A specific example is given here. Let $u \ll 1$ denote the unit round off error and consider the matrix $$ M = \begin{bmatrix} 1 + 2u & 1 \\ 1 & 1 - u \end{bmatrix}.$$ This matrix is exactly representable. It is clear that $M$ is symmetric positive definite, for $$ \text{Tr}(M) = 2 + u > 0$$ and $$ \text{det}(M) = u - 2u^2 > 0.$$

Now let $\text{fl}(x)$ denote the floating point representation of the real number $x$. Since $$1+2u = (1 + u)^2 - u^2$$ we have $$ 1 < \sqrt{1 + 2 u} < 1 + u < 1 + 2u. $$ It follows that $\text{fl}(\sqrt{1+2u}) = 1$ as there are no floating point numbers in the open interval between $1$ and $1+2u$ and we must pick the option which has the smallest error. After processing the first column of $M$ and performing the linear update of the lower right corner, we are left with $$ M^{(1)} = \begin{bmatrix} 1 & 1 \\ 1 & - u \end{bmatrix}.$$ The algorithm will now fail because the final pivot is strictly negative.

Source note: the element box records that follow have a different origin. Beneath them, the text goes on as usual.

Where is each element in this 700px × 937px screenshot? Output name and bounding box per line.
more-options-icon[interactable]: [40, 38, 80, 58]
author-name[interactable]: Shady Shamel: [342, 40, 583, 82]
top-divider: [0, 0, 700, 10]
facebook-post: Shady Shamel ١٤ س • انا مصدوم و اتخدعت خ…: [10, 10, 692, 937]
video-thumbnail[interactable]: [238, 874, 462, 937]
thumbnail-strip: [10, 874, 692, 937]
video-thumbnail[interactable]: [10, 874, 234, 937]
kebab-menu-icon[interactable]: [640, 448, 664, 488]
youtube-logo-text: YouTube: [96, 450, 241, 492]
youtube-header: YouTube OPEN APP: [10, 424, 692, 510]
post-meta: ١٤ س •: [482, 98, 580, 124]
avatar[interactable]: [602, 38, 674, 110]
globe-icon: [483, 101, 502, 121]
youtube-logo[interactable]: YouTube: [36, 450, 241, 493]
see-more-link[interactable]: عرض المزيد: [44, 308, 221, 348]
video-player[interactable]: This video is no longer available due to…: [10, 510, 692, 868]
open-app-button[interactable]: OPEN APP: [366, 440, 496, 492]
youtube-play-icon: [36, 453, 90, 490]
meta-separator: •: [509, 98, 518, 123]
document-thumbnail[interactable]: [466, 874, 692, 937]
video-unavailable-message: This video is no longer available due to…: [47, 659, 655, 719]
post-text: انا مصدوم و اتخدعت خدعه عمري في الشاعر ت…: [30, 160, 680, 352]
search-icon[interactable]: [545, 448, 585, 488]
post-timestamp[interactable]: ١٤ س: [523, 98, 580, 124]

In general, if Cholesky's algorithm runs to completion, then it produces the exact factorization of a matrix $\hat{M} = \hat{L}\hat{L}^T $ which is close to $M$. This may very well be enough for your purposes, especially if you can establish that the smallest eigenvalue of $\hat{M}$ is not too small.